Depthkit Studio shows the best results across all measured parameters. It scores highest in spatial accuracy, shows the least intensive artifacts and is the preferred candidate in the subjective perception study. We also found Depthkit Studio to be the most accessible candidate, and therefore suited for users novel to the field of volumetric video. At the same time, Depthkit Studio is the most expensive application, with a price tag of 3000 USD per month. This may be at the edge of what is considered low cost or affordable. We would therefore recommend Depthkit Studio to users who are confident that a sparse RGBD-camera volumetric video setup meets the needs of their use case and want to extract the highest possible fidelity from their system. In terms of fidelity, LiveScan3D ranks below Depthkit Studio by a larger margin, but above VolumetricCapture. Hence, we can recommend LiveScan3D as a solid entry point for beginning with volumetric captures, when the highest fidelity is not strictly required. As LiveScan3D can be modified due to the available source code, it is a suitable platform for volumetric video research and experimentation. VolumetricCapture is available as free, but proprietary software. It is specialized to be used in a distributed system mode. This offers advantages for certain use cases, with a high (>10) number of sensors and large capture volumes, or when only low-performance hardware is available. At the same time, this distributed approach is labor-intensive with regard to hardware and software setup, making it difficult to recommend this application to first-time users, even though it is well documented.
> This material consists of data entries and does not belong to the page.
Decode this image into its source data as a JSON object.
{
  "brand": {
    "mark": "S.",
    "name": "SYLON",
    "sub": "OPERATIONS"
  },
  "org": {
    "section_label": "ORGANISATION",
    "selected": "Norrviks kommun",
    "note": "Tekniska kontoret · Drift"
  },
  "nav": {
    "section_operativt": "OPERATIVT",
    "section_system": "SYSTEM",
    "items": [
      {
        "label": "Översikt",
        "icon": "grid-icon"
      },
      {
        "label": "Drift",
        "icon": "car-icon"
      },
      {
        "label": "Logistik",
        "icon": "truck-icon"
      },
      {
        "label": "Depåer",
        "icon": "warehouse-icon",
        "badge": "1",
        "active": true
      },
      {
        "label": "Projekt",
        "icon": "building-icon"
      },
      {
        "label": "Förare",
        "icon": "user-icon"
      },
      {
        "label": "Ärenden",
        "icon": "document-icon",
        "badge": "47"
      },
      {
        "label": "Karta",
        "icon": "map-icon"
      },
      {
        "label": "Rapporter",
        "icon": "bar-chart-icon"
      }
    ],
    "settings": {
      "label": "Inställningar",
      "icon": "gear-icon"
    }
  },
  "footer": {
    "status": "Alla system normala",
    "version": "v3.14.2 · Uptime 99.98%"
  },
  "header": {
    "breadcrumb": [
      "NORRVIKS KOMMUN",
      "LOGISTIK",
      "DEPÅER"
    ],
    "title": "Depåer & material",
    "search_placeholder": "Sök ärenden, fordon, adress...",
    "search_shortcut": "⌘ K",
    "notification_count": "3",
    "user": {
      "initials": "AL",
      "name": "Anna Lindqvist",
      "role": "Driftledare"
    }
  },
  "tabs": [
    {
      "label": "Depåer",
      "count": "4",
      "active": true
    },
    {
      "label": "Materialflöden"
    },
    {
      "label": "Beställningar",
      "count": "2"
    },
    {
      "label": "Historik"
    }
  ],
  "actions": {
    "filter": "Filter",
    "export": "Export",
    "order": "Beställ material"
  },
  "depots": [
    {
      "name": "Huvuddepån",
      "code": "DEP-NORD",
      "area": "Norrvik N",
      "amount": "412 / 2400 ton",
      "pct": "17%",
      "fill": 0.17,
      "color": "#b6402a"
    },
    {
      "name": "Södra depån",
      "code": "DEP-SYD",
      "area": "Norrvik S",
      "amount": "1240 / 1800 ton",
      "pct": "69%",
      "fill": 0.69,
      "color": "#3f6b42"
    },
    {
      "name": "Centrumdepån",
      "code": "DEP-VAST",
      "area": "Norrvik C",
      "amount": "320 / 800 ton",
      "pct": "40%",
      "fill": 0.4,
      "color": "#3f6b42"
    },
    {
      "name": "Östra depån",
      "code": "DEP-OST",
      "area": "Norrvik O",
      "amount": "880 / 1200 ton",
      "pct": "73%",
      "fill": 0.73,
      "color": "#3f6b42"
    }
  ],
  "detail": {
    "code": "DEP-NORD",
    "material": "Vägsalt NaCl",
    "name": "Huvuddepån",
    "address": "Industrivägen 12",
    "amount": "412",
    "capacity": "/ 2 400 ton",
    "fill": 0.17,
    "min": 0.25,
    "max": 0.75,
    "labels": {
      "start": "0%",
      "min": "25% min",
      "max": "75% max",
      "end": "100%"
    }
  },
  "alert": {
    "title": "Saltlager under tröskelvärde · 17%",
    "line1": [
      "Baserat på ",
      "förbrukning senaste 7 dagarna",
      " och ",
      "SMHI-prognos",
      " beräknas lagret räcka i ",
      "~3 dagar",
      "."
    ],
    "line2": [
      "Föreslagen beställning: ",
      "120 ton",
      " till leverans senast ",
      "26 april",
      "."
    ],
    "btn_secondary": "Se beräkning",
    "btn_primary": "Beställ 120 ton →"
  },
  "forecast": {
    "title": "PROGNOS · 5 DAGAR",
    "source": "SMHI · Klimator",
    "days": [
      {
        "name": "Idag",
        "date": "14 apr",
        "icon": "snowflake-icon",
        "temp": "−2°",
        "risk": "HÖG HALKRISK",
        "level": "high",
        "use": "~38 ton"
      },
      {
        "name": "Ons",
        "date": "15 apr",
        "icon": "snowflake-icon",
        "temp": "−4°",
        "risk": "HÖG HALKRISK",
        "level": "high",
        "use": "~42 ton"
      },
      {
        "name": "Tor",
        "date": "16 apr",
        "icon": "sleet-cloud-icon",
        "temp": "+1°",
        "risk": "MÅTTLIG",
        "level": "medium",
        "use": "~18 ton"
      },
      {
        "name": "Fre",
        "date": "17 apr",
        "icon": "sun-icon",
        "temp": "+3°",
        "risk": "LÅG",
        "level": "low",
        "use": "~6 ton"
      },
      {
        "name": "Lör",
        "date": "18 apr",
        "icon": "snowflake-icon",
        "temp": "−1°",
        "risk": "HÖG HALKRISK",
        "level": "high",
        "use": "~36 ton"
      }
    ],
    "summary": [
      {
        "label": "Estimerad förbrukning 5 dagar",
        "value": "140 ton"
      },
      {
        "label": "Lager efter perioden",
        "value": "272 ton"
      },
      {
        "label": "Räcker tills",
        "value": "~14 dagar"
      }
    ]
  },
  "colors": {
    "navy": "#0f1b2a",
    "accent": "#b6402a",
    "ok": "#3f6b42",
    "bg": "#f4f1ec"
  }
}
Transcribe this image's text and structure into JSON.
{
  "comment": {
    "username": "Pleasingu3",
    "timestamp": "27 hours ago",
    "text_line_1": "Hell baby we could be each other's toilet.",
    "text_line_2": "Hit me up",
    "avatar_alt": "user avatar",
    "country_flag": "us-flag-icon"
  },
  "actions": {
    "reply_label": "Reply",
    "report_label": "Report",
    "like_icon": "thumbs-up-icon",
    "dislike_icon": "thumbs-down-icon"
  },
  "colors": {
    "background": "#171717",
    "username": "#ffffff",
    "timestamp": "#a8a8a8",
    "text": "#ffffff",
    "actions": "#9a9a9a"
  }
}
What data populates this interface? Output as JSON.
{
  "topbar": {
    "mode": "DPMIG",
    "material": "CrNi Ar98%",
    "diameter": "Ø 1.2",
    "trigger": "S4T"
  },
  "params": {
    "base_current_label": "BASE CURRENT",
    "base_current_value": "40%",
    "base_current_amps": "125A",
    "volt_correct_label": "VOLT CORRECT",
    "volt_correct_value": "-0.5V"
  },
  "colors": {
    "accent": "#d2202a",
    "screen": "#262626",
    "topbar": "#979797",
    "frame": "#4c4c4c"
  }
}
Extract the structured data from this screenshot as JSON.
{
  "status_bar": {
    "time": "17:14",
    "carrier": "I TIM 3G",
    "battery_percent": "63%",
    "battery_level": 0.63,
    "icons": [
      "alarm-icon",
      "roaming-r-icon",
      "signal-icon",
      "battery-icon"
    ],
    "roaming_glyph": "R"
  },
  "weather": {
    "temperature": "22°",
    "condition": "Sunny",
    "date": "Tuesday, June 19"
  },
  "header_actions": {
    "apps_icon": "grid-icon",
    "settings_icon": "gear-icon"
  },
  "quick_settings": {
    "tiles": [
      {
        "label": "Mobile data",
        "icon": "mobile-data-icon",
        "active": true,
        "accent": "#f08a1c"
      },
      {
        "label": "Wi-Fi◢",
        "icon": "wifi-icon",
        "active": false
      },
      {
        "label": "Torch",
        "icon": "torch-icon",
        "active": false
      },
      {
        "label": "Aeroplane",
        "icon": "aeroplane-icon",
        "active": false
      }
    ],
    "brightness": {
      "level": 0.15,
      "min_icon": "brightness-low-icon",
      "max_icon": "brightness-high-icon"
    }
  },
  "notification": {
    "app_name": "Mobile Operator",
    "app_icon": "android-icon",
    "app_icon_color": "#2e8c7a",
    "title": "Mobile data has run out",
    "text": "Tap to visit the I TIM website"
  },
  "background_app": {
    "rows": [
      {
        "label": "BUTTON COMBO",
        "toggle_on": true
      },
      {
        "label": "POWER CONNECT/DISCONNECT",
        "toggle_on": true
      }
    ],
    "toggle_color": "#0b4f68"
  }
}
We can therefore only recommend VolumetricCapture in use cases, where a high number of sensors and large capture volumes are required.

The results of the conducted survey show that participants preferred the footage of Depthkit Studio, which is the only candidate that employs heavy use of post-processing filters and a mesh and texture-based rendering. Results do not provide insights into which of these aspects contribute more to the visual fidelity, but the work of Zerman et al. (2019) suggests that a mesh-based visualization is preferred over a point cloud based visualization, provided that it is encoded with a high enough bitrate. Accurate calibration seems to have a rather large effect on the visual quality as well. Depthkit Studio consistently showed the least deviation in calibration accuracy across all scenes and was also the most favorably rated application for fidelity.

Our results indicate to developers of volumetric video applications that encoding their captures in a mesh-based format, the use of filters and a spatial calibration methods with high accuracy are advantageous for visual fidelity.

4.2 Method limitations

Although our proposed benchmark environment was designed to capture footage in a variety of scenarios, it primarily focused on capturing people and their interaction with objects. The benchmark could be expanded to include a wider variety of scenes and environments, such as outdoor settings, capturing entire environments rather than individual subjects, or testing under challenging lighting conditions. Additionally, the benchmark only evaluates how the applications perform relative to each other under identical capture conditions. However, each application may perform differently when the capture environment is adapted to its individual strengths and weaknesses, such as by using more sensors, alternative sensor models or different camera configurations. While our captures provide a general estimate of how the applications perform “in the wild,” further improvements in visual quality are certainly achievable with tailored adjustments.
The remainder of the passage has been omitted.